Kevin Bacon as Theo Conroy
Amanda Seyfried as Susanna
Avery Essex as Ella
Geoff Bell as Angus
Written and Directed by David Koepp
You Should Have Left Review:
David Koepp may be best known for his work in the field of blockbusters, helping introduce audiences to the majesty of Jurassic Park, the thrills of Mission: Impossible and the webslinging world of Spider-Man, but he has explored the world of psychological horror in the masterful Stir of Echoes and solid Secret Window adaptation. The 57-year-old screenwriter/director is trying his hand again at the genre with a film adaptation of Daniel Kehlmann’s 2017 novel You Should Have Left and unfortunately it doesn’t quite live up to his past work.
Theo Conroy is a successful middle-aged man whose marriage to his much younger actress wife, Susanna is shredding at the seams, frayed by her secretiveness, his jealousy and the shadow of his past. In an effort to repair their relationship, Theo and Susanna book a vacation at a stunning, remote modern home in the Welsh countryside for themselves and their six-year-old daughter, Ella. What at first seems like a perfect retreat distorts into a perfect nightmare when Theo’s grasp on reality begins to unravel and he suspects that a sinister force within the house knows more than he or Susanna have revealed, even to each other.
The film’s source material is certainly full of similarities to Stephen King’s iconic 1977 novel The Shining but thanks to a story that blurs the line between reality and hallucination and keeping many of its answers in the dark, it proved to be an intriguing venture and though the film keeps some of the story threads, it loses a lot of these quality elements. There are a few aspects of the novella that could’ve proven hard to bring to life on screen or too vague for general audiences, but what we’re given instead is a script full of unlikable characters and over-explanation that proves uninteresting.
Unlike the source material’s characters of a screenwriter, his wife and daughter heading to the home for a working vacation for the father, audiences are instead given this melodramatic mystery of an ambiguously wealthy guy married to a much younger actress who may or may not have killed his first wife. With attempts at meta commentary on sex scenes, followed by sex scenes with incredibly cringeworthy dialogue, and trying to blend in a relationship drama into the mix, the script feels really uninteresting and unoriginal.
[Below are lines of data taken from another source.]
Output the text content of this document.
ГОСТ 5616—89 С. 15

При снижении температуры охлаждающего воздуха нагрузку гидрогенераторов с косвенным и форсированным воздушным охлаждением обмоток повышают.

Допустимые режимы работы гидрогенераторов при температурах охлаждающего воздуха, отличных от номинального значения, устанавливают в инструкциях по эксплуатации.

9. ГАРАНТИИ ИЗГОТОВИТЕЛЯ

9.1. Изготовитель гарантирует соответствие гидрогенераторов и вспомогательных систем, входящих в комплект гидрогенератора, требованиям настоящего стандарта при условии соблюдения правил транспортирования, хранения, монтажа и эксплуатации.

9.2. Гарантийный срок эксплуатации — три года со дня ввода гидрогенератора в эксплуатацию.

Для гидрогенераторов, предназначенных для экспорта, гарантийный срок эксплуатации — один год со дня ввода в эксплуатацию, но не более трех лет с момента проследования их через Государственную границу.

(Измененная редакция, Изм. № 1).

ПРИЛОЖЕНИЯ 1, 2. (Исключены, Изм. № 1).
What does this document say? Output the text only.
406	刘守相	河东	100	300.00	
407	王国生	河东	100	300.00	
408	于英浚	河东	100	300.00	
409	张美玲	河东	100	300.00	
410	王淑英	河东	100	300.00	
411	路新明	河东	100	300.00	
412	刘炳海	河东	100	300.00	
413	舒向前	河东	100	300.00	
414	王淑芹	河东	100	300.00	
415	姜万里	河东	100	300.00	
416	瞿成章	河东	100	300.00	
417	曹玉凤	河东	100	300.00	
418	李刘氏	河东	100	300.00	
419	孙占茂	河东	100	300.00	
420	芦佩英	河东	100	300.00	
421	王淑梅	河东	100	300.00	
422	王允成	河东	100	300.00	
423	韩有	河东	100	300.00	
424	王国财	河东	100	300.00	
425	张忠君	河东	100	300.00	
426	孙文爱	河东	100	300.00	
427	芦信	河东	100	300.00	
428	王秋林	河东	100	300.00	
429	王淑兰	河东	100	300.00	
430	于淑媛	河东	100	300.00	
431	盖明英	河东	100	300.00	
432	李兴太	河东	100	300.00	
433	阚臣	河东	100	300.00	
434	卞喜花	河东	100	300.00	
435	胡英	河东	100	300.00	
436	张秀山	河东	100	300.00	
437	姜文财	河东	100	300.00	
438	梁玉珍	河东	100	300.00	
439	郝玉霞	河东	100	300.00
There is a nice moodiness to the film’s build-up to its terror and mind-bending madness, but the problem is that’s all the film really proves to be. The scares are few and far between, and aren’t really very effective, with all of the mind games becoming numbing and predictable. A good psychological thriller makes audiences question what’s real and what isn’t and Koepp proved in the Johnny Depp-starring adaptation of Stephen King’s 1990 novella he knew how to tap into that balance, but here every hallucination and nightmare feels so straightforward it might as well be an entry in Wes Craven’s long-running slasher franchise.
Despite Bacon and Seyfried being two talented stars, the performances they deliver in the film just reek of the duo lacking any real connection or interest to the material. I can’t quite say Bacon gives it his all, because his all is actually typically powerful or compelling stuff, but he finds this weird realm in between of trying to elevate the material while simultaneously giving up halfway through and just making it through the production. Seyfried’s character isn’t one with a lot of agency or even a relatively interesting arc and it shows in her performance as the 34-year-old star seems uncaring in her work in the role.
You Should Have Left was a novella with loads of potential for a thrilling and intriguing psychological thriller and David Koepp has delivered a number of thrilling films over the years, but his latest effort proves to be a lackluster, dull and thoroughly clichéd affair with poor performances, resulting as another misfire for Bacon and Blumhouse.